Sabjan Ballici, 24 anni, sportivo e operaio elettricista a Perugia, ha iniziato a manifestare problemi di salute nell’estate 2025. Il primo accesso al pronto soccorso del Santa Maria della Misericordia avviene il 27 dicembre, dopo febbre alta, tosse intensa e presenza di sangue nell’espettorato. Secondo la famiglia, il giovane attende ore senza essere visitato, tornando a casa.
Il secondo accesso, il 19 gennaio, avviene con impegnativa del medico di famiglia che raccomanda il ricovero per bronchiolite. Anche in questo caso, Ballici viene dimesso dopo alcune ore con la prescrizione di una broncoscopia. Durante l’esame, un medico avrebbe attribuito i sintomi all’uso di droghe, circostanza negata con forza dalla famiglia.
Il terzo accesso risale al 29 gennaio, dopo un aggravamento dei sintomi e forti dolori al petto. Il giovane viene trattenuto una notte in osservazione e poi nuovamente dimesso “all’attenzione del medico curante”.
Ricovero e diagnosi tardiva
Il 6 febbraio, con sintomi sempre più gravi, Ballici viene ricoverato all’ospedale di Foligno, dove la diagnosi è adenocarcinoma gastrico. Purtroppo, il giovane muore due settimane dopo per complicanze legate al tumore.
Secondo un consulente medico della famiglia, la diagnosi poteva essere fatta prima se non fosse stato dimesso precocemente a Perugia. Ciò avrebbe permesso di iniziare un eventuale trattamento chemioterapico, allungando la vita del paziente e riducendo le sofferenze.
Denuncia e indagine
Gli avvocati della famiglia, Luca Maori e Luca Valigi, hanno presentato denuncia alla Procura della Repubblica di Spoleto, diretta da Claudio Cicchella, per accertare eventuali responsabilità sanitarie.

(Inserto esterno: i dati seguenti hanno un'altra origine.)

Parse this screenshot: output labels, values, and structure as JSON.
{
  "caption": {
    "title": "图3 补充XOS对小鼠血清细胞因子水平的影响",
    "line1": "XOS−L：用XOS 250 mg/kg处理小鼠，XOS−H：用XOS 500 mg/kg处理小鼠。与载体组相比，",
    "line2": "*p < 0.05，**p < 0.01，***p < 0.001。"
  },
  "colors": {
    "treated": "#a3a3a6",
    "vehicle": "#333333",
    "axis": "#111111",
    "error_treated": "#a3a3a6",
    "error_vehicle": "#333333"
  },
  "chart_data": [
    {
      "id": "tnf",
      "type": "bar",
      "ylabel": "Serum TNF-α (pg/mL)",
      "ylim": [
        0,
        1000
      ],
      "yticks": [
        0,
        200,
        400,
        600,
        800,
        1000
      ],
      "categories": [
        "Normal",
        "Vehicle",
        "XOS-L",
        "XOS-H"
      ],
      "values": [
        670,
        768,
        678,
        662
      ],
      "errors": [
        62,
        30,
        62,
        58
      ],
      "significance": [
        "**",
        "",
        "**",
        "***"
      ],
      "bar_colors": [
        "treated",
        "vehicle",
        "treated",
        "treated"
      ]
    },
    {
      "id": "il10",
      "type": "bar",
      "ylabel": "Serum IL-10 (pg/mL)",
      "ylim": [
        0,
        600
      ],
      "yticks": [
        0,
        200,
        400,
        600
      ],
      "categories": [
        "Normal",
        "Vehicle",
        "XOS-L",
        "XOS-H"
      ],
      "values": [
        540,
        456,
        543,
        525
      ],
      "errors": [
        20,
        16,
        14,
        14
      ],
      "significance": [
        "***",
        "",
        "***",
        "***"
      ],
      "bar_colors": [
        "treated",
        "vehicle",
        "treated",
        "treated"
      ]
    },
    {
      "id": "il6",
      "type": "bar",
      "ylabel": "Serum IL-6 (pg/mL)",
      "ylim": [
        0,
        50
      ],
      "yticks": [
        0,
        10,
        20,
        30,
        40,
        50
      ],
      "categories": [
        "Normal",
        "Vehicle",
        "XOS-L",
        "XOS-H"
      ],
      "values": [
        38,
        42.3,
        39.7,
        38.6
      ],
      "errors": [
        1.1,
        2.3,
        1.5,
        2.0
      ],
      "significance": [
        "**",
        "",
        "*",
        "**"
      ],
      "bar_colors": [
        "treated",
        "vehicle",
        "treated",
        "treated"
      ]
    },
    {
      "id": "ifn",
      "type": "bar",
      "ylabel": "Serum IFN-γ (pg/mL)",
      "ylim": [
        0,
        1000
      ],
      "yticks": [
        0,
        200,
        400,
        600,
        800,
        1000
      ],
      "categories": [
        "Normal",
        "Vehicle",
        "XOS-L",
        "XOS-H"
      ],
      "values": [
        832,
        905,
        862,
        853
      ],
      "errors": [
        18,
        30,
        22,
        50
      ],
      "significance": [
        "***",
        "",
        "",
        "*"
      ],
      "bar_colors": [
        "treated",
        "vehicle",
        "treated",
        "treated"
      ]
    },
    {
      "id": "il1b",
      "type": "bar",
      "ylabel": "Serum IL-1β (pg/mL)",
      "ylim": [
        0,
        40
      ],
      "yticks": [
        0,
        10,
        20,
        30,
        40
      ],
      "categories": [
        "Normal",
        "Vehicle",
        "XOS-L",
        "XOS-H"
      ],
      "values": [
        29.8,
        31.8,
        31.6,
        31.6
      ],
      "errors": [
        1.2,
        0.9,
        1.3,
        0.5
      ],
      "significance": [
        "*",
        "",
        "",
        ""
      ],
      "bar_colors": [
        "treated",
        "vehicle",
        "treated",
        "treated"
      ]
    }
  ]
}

La Procura ha aperto un’indagine sul caso, valutando se ci siano profili di negligenza o omissione nella gestione dei tre accessi al pronto soccorso e nel successivo ricovero tardivo.

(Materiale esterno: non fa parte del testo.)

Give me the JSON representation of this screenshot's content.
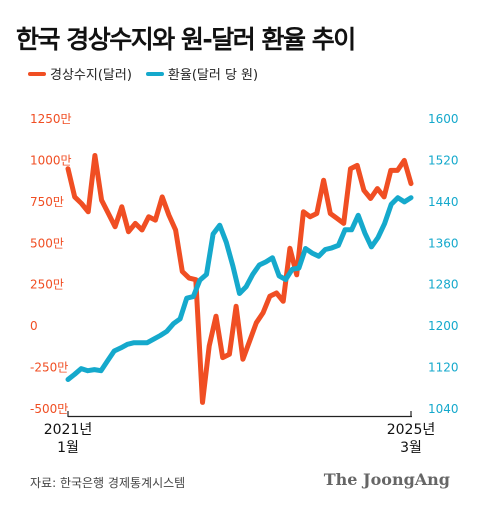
{
  "title": "한국 경상수지와 원-달러 환율 추이",
  "source": "자료: 한국은행 경제통계시스템",
  "brand": "The JoongAng",
  "colors": {
    "current_account": "#f04e23",
    "exchange_rate": "#15a9cc"
  },
  "chart_data": {
    "type": "line",
    "legend_placement": "top-left",
    "grid": false,
    "x_labels": [
      {
        "position": "start",
        "year": "2021년",
        "month": "1월"
      },
      {
        "position": "end",
        "year": "2025년",
        "month": "3월"
      }
    ],
    "y_left": {
      "ticks": [
        "1250만",
        "1000만",
        "750만",
        "500만",
        "250만",
        "0",
        "-250만",
        "-500만"
      ],
      "tick_values": [
        1250,
        1000,
        750,
        500,
        250,
        0,
        -250,
        -500
      ],
      "range": [
        -500,
        1250
      ]
    },
    "y_right": {
      "ticks": [
        "1600",
        "1520",
        "1440",
        "1360",
        "1280",
        "1200",
        "1120",
        "1040"
      ],
      "tick_values": [
        1600,
        1520,
        1440,
        1360,
        1280,
        1200,
        1120,
        1040
      ],
      "range": [
        1040,
        1600
      ]
    },
    "series": [
      {
        "name": "경상수지(달러)",
        "axis": "left",
        "values": [
          950,
          780,
          740,
          690,
          1030,
          760,
          680,
          600,
          720,
          570,
          620,
          580,
          660,
          640,
          780,
          670,
          580,
          330,
          290,
          280,
          -460,
          -120,
          60,
          -190,
          -170,
          120,
          -200,
          -90,
          20,
          80,
          180,
          200,
          150,
          470,
          310,
          690,
          660,
          680,
          880,
          680,
          650,
          620,
          950,
          970,
          820,
          770,
          830,
          780,
          940,
          940,
          1000,
          860
        ]
      },
      {
        "name": "환율(달러 당 원)",
        "axis": "right",
        "values": [
          1097,
          1107,
          1118,
          1114,
          1116,
          1114,
          1133,
          1152,
          1158,
          1165,
          1168,
          1168,
          1168,
          1175,
          1182,
          1190,
          1205,
          1214,
          1254,
          1257,
          1289,
          1300,
          1378,
          1395,
          1362,
          1316,
          1263,
          1276,
          1300,
          1318,
          1324,
          1332,
          1297,
          1290,
          1310,
          1312,
          1350,
          1341,
          1335,
          1348,
          1351,
          1356,
          1386,
          1386,
          1414,
          1380,
          1353,
          1371,
          1398,
          1435,
          1448,
          1440,
          1448
        ]
      }
    ]
  }
}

Dichiarazioni della famiglia
L’avvocato Luca Maori ha dichiarato a Umbria 24: «Ci troviamo di fronte a un caso di gravità immensa. Ho promesso alla madre che sarò la voce di Sabjan attraverso la denuncia e la richiesta di risarcimento». Secondo Maori, il giovane «è stato fatto morire» a causa di un “muro” da parte del pronto soccorso e di alcuni medici che non hanno considerato le emergenze né gli esami clinici, lasciandolo anche per sei ore in codice bianco prima di una diagnosi tardiva a Foligno.